Он слегка вздрогнул оттого, что я неожиданно заговорил по-испански, и между нами образовалась некая соединительная нить. Он осторожно выбирал, что сказать, и наконец выбрал самое простое и общедоступное:
– Работа есть работа…
Я вспомнил припев из песни Окуджавы и невольно улыбнулся. Улыбнулся, правда сдержанно, и начальник полиции, очевидно не ожидавший, что я могу улыбаться. Еще одна соединительная нить. Затем в его толстых, но ловких пальцах очутилась видеокассета.
– Это мой собственный фильм, – пояснил я.
– В каком смысле собственный? – уточняюще спросил он.
– Я его поставил как режиссер… – ответил я, отнюдь не посягая на священные права Совэкспортфильма.
– Название? – трудно вдумываясь в ситуацию, засопел начальник полиции.
– «Детский сад».
– У вас тоже есть детские сады? – недоверчиво спросил начальник полиции.
– Недостаточно, но есть, – ответил я, стараясь быть объективным.
– А в какой системе записан фильм? – деловито поинтересовался он.
– ВХС, – ответил я. Еще одна соединительная нить.
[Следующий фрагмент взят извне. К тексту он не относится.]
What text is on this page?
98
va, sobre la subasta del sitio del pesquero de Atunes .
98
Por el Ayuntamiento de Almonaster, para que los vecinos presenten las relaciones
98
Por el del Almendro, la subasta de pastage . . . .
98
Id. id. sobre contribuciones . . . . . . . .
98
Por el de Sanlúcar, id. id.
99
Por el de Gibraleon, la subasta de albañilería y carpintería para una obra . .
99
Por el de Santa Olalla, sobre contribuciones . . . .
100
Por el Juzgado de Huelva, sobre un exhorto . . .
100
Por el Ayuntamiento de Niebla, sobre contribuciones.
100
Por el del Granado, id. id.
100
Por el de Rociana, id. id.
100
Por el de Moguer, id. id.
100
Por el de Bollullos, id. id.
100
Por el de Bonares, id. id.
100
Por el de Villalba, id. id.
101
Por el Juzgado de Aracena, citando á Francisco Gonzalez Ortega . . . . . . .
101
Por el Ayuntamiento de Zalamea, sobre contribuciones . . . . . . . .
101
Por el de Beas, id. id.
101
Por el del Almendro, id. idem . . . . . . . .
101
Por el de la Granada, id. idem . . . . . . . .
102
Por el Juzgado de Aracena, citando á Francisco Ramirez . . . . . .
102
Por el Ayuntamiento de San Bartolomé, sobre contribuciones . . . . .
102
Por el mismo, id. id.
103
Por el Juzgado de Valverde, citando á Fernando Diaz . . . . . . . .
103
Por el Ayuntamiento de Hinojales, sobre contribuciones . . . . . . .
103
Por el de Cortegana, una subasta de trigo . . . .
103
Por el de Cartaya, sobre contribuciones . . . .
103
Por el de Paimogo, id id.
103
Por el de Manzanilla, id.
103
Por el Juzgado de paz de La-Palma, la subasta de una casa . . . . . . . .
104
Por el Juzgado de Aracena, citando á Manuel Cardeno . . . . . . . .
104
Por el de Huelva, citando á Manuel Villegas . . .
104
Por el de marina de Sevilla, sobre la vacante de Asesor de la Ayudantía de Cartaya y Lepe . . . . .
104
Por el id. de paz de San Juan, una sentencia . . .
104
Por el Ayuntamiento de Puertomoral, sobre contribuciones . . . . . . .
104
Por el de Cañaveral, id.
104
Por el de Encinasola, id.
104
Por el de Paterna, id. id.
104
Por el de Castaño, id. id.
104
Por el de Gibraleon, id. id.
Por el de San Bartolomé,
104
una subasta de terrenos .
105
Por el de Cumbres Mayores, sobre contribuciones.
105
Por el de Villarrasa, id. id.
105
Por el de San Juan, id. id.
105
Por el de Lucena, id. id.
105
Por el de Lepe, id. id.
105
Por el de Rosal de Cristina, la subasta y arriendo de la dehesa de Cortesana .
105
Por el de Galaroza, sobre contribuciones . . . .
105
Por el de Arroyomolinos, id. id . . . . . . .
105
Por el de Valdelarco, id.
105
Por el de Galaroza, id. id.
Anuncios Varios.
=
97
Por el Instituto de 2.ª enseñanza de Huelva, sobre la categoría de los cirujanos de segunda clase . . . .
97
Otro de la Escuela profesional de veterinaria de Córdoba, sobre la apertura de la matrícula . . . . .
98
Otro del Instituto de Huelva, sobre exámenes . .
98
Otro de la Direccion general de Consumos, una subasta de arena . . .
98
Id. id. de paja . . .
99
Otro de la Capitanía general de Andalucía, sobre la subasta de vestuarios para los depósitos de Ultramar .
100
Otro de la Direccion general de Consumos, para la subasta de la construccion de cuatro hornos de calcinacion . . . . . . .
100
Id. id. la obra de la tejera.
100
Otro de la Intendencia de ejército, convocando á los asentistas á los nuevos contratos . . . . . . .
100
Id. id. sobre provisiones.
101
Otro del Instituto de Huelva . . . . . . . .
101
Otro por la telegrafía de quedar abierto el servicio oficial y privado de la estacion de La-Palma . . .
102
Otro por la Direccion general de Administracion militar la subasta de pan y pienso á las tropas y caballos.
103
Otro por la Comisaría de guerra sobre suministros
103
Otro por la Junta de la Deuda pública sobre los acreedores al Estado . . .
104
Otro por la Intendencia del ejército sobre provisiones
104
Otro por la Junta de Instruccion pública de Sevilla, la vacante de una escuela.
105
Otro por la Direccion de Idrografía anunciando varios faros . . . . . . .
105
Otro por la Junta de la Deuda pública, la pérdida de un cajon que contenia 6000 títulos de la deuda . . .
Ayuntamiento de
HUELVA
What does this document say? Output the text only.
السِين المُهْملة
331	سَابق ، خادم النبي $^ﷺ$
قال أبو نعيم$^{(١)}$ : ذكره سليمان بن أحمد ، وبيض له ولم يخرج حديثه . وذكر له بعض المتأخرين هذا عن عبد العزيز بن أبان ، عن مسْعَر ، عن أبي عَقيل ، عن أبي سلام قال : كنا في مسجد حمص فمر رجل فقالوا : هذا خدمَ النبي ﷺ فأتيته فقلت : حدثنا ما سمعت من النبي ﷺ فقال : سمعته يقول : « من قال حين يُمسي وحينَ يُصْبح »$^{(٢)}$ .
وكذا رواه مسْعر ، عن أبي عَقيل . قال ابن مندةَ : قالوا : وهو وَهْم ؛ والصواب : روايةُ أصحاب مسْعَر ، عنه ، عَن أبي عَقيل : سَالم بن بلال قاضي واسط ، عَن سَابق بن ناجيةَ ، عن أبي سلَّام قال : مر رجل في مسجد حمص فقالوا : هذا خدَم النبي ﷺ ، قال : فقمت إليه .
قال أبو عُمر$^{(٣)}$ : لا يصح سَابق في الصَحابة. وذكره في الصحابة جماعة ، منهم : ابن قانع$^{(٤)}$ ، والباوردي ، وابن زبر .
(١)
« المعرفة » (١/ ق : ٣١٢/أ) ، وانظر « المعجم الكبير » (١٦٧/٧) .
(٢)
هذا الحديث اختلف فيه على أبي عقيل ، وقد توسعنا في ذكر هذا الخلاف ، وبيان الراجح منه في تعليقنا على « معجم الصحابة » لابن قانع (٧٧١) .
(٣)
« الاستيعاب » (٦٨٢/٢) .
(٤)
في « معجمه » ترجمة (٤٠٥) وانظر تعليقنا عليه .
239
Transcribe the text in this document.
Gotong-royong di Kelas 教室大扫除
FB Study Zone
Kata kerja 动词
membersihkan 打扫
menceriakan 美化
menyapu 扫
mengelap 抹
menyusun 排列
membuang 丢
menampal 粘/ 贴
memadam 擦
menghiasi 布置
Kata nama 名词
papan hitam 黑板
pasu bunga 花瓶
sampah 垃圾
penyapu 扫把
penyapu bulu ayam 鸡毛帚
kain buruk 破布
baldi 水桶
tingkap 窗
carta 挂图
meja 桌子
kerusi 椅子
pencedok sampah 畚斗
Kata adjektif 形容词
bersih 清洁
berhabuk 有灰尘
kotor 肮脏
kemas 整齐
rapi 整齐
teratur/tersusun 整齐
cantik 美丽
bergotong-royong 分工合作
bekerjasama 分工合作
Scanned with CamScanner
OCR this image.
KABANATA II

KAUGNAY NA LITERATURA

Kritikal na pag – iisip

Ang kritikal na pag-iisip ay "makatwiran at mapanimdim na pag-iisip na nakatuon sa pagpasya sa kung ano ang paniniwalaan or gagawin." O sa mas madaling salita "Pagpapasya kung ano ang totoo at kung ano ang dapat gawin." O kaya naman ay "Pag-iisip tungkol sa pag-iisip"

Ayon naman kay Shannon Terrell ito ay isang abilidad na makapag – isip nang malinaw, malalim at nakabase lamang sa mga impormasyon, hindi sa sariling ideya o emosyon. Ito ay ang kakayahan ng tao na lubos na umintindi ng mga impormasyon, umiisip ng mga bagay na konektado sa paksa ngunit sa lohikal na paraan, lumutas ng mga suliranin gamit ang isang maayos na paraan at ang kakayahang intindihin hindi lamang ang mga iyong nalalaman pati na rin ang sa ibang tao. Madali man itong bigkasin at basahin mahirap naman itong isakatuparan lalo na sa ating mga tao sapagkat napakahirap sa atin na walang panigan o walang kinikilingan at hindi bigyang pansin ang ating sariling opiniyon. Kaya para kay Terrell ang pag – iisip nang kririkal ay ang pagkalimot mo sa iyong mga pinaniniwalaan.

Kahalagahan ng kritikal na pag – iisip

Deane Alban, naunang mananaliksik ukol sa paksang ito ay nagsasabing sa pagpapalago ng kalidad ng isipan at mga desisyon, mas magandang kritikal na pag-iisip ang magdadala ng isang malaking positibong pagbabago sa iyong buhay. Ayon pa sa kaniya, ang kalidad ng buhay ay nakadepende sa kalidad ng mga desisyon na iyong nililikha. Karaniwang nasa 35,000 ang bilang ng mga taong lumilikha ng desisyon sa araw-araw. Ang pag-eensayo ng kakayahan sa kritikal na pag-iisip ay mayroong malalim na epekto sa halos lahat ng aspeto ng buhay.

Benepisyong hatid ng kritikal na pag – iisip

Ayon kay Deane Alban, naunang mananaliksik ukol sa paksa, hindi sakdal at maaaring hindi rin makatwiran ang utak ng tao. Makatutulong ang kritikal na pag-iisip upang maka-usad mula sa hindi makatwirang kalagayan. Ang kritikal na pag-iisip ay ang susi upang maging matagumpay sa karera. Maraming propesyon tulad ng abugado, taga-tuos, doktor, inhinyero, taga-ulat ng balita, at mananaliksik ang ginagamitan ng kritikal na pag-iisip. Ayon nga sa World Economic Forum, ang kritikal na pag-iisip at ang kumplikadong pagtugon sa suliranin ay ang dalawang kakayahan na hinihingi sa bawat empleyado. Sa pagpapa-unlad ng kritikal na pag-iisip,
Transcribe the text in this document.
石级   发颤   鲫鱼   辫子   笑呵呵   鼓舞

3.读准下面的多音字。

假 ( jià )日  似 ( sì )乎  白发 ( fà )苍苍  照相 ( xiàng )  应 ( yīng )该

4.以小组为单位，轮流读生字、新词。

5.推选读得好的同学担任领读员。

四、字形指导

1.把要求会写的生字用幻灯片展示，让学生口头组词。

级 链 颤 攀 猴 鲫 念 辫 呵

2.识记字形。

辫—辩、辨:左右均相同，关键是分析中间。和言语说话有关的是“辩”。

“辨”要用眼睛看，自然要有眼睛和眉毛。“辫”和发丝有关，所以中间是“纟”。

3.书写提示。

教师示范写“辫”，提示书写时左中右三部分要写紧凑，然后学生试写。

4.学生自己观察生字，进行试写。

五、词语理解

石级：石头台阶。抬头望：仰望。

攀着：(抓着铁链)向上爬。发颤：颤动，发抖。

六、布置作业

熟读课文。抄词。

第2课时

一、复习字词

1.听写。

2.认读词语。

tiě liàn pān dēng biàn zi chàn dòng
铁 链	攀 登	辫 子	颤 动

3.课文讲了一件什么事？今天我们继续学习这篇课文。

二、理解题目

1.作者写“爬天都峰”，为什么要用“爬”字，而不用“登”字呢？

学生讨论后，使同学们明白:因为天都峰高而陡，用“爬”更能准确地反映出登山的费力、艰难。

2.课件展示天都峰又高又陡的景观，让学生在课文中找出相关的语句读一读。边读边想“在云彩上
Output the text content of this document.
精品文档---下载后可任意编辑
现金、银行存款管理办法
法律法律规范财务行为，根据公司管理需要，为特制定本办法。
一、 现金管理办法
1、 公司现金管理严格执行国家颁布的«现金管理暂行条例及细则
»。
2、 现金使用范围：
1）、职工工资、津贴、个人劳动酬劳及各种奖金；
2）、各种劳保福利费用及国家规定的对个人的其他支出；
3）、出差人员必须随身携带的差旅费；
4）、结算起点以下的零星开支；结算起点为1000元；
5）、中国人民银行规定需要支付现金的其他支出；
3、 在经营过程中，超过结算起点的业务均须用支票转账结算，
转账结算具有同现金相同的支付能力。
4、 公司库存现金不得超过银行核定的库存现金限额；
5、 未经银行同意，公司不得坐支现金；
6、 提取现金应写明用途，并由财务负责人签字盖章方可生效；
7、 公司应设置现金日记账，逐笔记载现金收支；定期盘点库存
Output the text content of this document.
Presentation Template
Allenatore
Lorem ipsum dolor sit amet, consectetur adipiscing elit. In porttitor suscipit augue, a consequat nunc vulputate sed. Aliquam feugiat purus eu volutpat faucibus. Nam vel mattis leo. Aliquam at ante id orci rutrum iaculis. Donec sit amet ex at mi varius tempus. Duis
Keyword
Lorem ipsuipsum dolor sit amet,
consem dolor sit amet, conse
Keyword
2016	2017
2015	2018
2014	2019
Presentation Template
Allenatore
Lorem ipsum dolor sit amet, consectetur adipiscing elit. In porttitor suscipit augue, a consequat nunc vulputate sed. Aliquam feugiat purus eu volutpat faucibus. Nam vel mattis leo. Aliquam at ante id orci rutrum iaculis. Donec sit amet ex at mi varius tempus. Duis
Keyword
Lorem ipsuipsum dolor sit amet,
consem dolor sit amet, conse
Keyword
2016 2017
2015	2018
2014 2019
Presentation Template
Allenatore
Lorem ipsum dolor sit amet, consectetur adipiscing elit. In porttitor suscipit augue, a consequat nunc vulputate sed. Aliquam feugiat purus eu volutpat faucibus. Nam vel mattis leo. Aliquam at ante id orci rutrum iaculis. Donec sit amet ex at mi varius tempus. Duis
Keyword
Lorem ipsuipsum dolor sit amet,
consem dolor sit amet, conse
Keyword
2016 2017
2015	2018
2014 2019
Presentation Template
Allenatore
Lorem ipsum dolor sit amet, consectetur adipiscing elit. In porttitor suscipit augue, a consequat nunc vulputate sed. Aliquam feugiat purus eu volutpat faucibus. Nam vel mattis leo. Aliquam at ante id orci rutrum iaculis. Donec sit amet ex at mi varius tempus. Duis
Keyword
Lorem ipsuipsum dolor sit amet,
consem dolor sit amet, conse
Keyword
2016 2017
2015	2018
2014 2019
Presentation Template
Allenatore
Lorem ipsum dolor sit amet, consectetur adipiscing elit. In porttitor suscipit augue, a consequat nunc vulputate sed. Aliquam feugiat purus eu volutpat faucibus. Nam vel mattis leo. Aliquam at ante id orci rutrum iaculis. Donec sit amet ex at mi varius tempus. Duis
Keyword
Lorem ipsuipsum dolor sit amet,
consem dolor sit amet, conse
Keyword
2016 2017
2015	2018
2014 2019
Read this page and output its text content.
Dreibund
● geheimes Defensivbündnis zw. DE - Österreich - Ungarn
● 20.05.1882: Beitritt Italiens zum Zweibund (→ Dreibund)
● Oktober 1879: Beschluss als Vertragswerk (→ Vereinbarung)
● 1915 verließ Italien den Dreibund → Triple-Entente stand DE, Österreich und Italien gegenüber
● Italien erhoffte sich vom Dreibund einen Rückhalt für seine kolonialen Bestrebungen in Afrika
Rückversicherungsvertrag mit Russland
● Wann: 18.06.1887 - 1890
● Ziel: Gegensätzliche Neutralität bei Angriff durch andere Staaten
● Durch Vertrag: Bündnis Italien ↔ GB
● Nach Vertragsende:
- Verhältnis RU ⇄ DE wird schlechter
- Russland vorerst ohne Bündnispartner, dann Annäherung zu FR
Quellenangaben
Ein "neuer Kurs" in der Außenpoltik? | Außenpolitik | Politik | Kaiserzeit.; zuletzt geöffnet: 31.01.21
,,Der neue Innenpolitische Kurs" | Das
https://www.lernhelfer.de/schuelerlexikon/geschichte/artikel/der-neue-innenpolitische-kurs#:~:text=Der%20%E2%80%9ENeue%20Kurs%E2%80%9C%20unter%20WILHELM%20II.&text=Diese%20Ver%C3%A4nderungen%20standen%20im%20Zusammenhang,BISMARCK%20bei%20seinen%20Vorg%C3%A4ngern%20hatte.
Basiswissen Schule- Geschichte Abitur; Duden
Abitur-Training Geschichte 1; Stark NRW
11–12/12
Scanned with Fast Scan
– А у меня только Бетамакс, – почти пожаловался начальник полиции. – Все усложняют жизнь, все усложняют. – И со вздохом добавил, как бы прося извинения: – Кассету придется отдать в наше управление для просмотра. Послезавтра мы ее вам вернем, если… – он замялся, – если там нет ничего такого…
– Это единственная авторская копия. Она стоит миллион долларов, – решил я бить золотом по золоту. – Я не сомневаюсь в вашей личной честности, но эту кассету может переписать или ваш заместитель, или заместитель вашего заместителя, и фильм пойдет гулять по свету. Вы же лучше меня знаете, какая сейчас видеоконтрабанда. Дело может кончиться международным судом.
Миллион и международный суд произвели впечатление на начальника полиции, и он запыхтел, потряхивая кассету в простонародной узловатой руке с аристократическим ногтем на мизинце.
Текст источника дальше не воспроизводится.